The bill, the "Religious Land-Use and Institutionalized Persons Act", would enhance the rights of religious institutions seeking to avoid restrictive provisions of local zoning or landmarking ordinances; as well as protect the religious freedom of state prisoners and other persons who reside in government-operated institutions.

"These are areas where there is broad recognition of the need for greater legal protection of religious rights," said Mr. Cohen, "and it would be a meaningful step forward were Congress to pass this legislation."

Supporters believe that they have the votes to pass the bill, but their chief enemy is time, with only about six weeks left to have the bill passed by the Senate and the House of Representatives and be signed by President Clinton.

The bill represents a scaled-down version of an earlier law, the Religious Freedom Restoration Act, which the U.S. Supreme Court in 1997 declared unconstitutional on the grounds that Congress had exceeded its constitutional authority to regulate state and local legislation. The proposed new bill, which Mr. Cohen played a role in drafting, is carefully crafted to avoid similar problems.

UNder the proposed legislation, state and local governments will be prohibited from blocking the establishment of a place of worship unless there is a "compelling reason" to do so, and then to do so by the "least restrictive means."

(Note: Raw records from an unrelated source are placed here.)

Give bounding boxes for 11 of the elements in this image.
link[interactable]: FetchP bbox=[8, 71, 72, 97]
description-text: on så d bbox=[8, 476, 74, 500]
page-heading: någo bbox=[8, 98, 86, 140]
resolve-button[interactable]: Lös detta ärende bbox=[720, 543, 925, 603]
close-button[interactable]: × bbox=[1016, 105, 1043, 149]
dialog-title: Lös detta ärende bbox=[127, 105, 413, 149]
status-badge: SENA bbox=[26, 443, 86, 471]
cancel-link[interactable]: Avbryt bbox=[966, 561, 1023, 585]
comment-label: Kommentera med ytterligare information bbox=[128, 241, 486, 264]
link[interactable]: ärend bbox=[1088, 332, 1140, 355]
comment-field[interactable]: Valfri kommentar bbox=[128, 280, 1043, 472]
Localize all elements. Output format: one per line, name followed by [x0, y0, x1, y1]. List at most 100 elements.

A number of zoning battles have emerged over Orthodox places of worship over recent years, including a Rockland County village which established zoning laws that prevented -- and, some charged, were engineered to prevent -- the use of private homes as synagogues. In another case that attracted national attention, a group of Hancock Park, California Orthodox Jews, including elderly and disabled individuals unable to walk to the closest synagogue on the Sabbath, were prevented by local zoning laws from meeting to pray in a private home. The bill would provide protection against such restrictive applications of land use regulations. In some cases, for example, Orthodox congregations had to find room for a required amount of parking spaces even though the congregants walk to the synagogue on Shabbos for services. Another tactic was requiring extensive ecological surveys.

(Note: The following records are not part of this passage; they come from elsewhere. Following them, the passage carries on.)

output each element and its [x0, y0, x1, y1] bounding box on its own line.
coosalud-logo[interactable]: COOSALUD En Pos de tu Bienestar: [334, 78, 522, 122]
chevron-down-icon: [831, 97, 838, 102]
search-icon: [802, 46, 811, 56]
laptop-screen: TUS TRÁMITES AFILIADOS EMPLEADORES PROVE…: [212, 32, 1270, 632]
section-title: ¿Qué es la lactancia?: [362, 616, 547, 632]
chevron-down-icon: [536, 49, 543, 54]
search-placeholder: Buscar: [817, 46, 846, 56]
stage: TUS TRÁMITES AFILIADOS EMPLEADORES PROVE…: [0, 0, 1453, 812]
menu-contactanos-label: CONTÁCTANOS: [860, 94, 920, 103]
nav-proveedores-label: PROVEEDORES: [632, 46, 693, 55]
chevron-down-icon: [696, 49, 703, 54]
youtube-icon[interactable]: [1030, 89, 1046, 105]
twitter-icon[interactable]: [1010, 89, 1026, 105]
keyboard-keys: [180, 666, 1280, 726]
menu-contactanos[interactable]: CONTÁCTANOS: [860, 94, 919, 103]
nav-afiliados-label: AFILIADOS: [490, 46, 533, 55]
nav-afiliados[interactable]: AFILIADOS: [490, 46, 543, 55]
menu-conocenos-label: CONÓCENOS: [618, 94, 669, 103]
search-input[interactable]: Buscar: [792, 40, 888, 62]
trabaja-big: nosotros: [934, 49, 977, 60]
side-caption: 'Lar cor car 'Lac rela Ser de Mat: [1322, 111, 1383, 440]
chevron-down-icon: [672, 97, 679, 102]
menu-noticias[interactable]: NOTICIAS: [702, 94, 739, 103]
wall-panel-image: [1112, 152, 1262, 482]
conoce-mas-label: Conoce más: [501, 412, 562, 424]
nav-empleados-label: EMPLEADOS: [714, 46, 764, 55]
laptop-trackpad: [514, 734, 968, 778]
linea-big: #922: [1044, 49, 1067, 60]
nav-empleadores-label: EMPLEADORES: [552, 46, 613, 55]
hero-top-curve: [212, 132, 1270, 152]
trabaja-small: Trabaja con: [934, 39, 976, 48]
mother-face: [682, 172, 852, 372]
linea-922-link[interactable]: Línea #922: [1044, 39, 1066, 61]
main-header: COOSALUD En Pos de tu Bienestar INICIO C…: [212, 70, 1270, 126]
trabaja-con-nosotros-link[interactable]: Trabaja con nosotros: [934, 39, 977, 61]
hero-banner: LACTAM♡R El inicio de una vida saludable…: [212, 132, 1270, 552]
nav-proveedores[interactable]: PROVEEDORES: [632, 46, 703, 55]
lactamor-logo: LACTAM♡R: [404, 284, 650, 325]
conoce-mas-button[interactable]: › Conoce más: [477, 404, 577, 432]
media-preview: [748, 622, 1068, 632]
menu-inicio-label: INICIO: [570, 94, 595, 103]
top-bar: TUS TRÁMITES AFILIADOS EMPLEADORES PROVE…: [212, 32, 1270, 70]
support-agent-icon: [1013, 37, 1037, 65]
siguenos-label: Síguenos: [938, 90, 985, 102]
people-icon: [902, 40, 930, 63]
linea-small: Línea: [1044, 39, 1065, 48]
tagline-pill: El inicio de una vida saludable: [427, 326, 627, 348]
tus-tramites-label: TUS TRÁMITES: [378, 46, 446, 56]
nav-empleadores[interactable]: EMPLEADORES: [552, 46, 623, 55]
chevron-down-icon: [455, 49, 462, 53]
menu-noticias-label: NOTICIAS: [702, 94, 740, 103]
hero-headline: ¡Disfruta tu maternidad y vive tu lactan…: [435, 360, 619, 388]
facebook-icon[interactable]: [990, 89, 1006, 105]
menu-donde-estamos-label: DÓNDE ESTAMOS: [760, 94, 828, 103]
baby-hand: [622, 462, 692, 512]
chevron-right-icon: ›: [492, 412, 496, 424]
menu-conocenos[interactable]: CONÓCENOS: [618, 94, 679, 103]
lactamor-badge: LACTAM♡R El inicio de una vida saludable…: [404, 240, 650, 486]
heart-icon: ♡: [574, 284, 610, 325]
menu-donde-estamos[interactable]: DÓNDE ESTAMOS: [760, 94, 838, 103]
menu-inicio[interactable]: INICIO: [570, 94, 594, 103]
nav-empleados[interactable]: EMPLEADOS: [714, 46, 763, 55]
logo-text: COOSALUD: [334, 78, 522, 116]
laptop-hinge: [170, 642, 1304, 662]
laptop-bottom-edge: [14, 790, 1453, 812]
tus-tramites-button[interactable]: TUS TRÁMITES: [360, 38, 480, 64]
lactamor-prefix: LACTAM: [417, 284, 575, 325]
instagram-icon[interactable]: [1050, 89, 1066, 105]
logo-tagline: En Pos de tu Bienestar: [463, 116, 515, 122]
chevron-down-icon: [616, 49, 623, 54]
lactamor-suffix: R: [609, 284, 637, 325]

The bill would further apply the "compelling reason/least restrictive means" standard in evaluating governmental efforts to restrict religious practice in institutional settings. Religiously observant Jews in state prisons, for example, would have greater protection for kosher dietary needs and Sabbath and holiday observance.

Much as Agudath Israel welcomes the new bill and will work hard toward its enactment, the group's preference would have been a bill offering broader religious protection to religious citizens -- like the original Religious Freedom Restoration Act or a later proposal, the Religious Liberty Protection Act, which passed through the House last year but fell prey to political squabbling over the contentious issue of religious entities and anti-discrimination laws. But, Mr. Cohen notes, "For now, the new bill seems to be the only approach that stands a serious chance of getting enacted, and there is no question that its passage will make a substantial difference in the lives of religious Americans, including Orthodox Jews."

The earlier version of the legislation was much broader, providing that Jewish children be allowed to wear yarmulkes in school, that minors can drink wine for religious purposes and providing extensive protection for Jewish sensitivities on the issue of autopsies.

However, opponents of the earlier law said that the way it was written could allow for abuses such as protecting landlords who refuse to rent to certain prospective tenants citing religious principles as their reason, or employers not hiring people and citing religious grounds. Thus that version did not pass. With its narrower focus on just land use zoning and prisoners, the new proposal is not vulnerable to the criticism that defeated last year's version.